The Food Truck Fallacy (And Why We Love Them Anyway)

Where do you stand in the great food truck debate?

Are food trucks still a just-south of the radar thing (and thus, still hip)? Or are food trucks basic (because now there’s one for every form of foodstuff, from pierogis to popcorn)? Have they become less about the food and more about the politics (of parking zones, on-board cooking equipment, etc.)?

Depending on what city you’re in and, potentially, what block of the downtown area you work in, all of the above qualify as truths.

IMGP4928When I first started working full-time after college and was still commuting from the suburbs (packing my own unremarkable lunches), the idea that a rotating menu of food trucks would line up two blocks away from my office brought a form of excitement that could rarely be contained. I would follow the local mac n’ cheese truck on Twitter to see if it would ever come back to my neck of the city (after a number of heartbreaking missed connections.) I would scour the Internet to find out more about the elusive tamale “spaceship” on wheels that seemed to start steaming masa as early as 10 a.m.

Of course, the handful of times I was able to align my lunch break with a visit from some drool-worthy truck, the results were underwhelming.

Food trucks, like cork wedge sandals, $30 Anthropologie hair clips and Pantone-themed contact lens cases, are novel in concept. And also utterly impractical.

The cold, hard truth is that mac and cheese cannot stay hot or gooey in a 24’x26′ van.

Which is why most days, when a lunch outing is in order, the most strategic plan involves a no-wait Pret A Manger brie sandwich, a regrettable square patty from Wendy’s or even the strange comfort of a toasted Potbelly sando.

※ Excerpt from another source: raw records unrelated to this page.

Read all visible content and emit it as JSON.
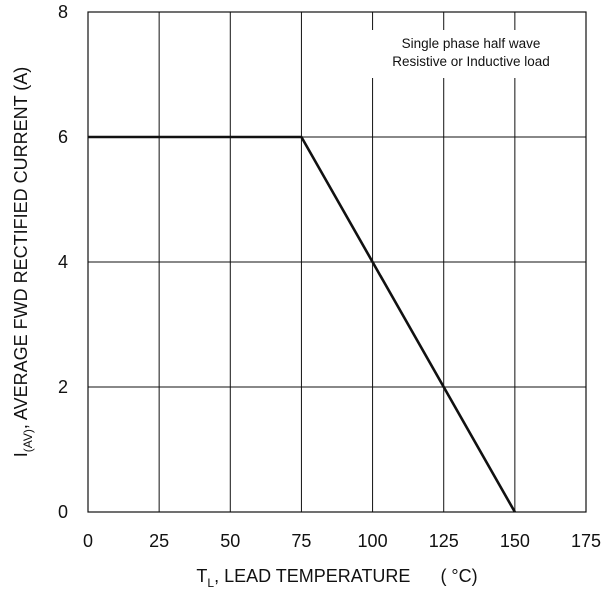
{
  "chart_data": {
    "type": "line",
    "xlim": [
      0,
      175
    ],
    "ylim": [
      0,
      8
    ],
    "x_ticks": [
      "0",
      "25",
      "50",
      "75",
      "100",
      "125",
      "150",
      "175"
    ],
    "y_ticks": [
      "0",
      "2",
      "4",
      "6",
      "8"
    ],
    "grid": true,
    "xlabel": {
      "main": "T",
      "sub": "L",
      "rest": ", LEAD TEMPERATURE",
      "unit": "(  °C)"
    },
    "ylabel": {
      "main": "I",
      "sub": "(AV)",
      "rest": ", AVERAGE FWD RECTIFIED CURRENT (A)"
    },
    "annotation": [
      "Single phase half wave",
      "Resistive or Inductive load"
    ],
    "series": [
      {
        "x": [
          0,
          75,
          150
        ],
        "y": [
          6,
          6,
          0
        ]
      }
    ]
  }
}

I will, however, give food trucks credit for their innovation. It is excruciatingly cool that food trucks can dole out little flash-fried mini donut holes rolled in cinnamon sugar, drizzled with Nutella and injected with raspberry preserves.

So why not skip the disappointment and find an easier way to recreate food truck fancies – without spending $15 on a lunch portion that only satiates half of your noontime appetite?

There will always be an audience for food on wheels (because if there’s an audience for Bulletproof/butter coffee and pork rinds, there’s an audience for anything.) But I’m more comfortable feeding off of their creativity instead.

Turkey Meatloaf Cupcakes
Makes ~12 “cupcakes.” Adapted from I Wash..You Dry, inspired by The Meatloaf Bakery

For the mashed potatoes:
~.5 lb gold potatoes (more if you want extra mashers, which you will)
1/2 c buttermilk (see pro tip below if you don’t have this on hand…who does?)
Some butter, salt, pepper and maybe Caesar dressing

For the meatloaf:
1 tbsp olive oil
1/2 onion, diced
1 small bunch of scallions, chopped (the white/light green parts)
1.5 lb ground turkey
1/2 c bread crumbs
1 egg
Salt & pepper
1/2 c chili sauce
1 tbsp ketchup

Preheat your oven to 425º.

Wash and slice the potatoes into 1 inch cubes (peeling off the skin now, if that’s your preference.) Place them in a pot, cover with water and bring to a boil, cooking until fork tender (around 15-20 minutes post-boiling point.) Drain and set aside.

In a small pan, heat the olive oil and sauté the onion until tender & translucent. Remove from heat, and add them to a large bowl along with the turkey, bread crumbs, egg, scallions and salt/pepper. A few shakes of paprika or chili powder would do no harm here. Mix well – with your own hands – until all is combined.

Grease up your muffin tin. With an ice cream scoop (or plain spoon), scoop the meatloaf mixture into each muffin cup (right up to the top.)

Blend the chili sauce and ketchup together in a small dish, then brush liberally on the tops of each meat muffin. Bake for 20 minutes. (If there’s extra sauce, you may want to reapply around halfway through the baking process.)

While the meat is baking, mash up the potatoes with a fork or spatula – unless, of course, you have a real potato masher – until it becomes one cohesive mixture. Mix in the buttermilk**, a tablespoon or two of butter, salt and pepper to taste, and maybe that Caesar dressing for extra indulgence. Try not to stick your face in it.

[**Quick, life-changing tip to make your own buttermilk, courtesy of the Joy the Baker Cookbook: In a measuring cup, pour 1 tbsp of fresh lemon juice or white vinegar, then top with 1 cup of skim/low-fat/whole milk. Stir and let stand for two minutes. You’re welcome.]

When the meatloaves are done, pop them out of the tin. Top each with a heaping scoop of mashed potatoes. Enjoy eating sitting down, not awkwardly on a busy sidewalk.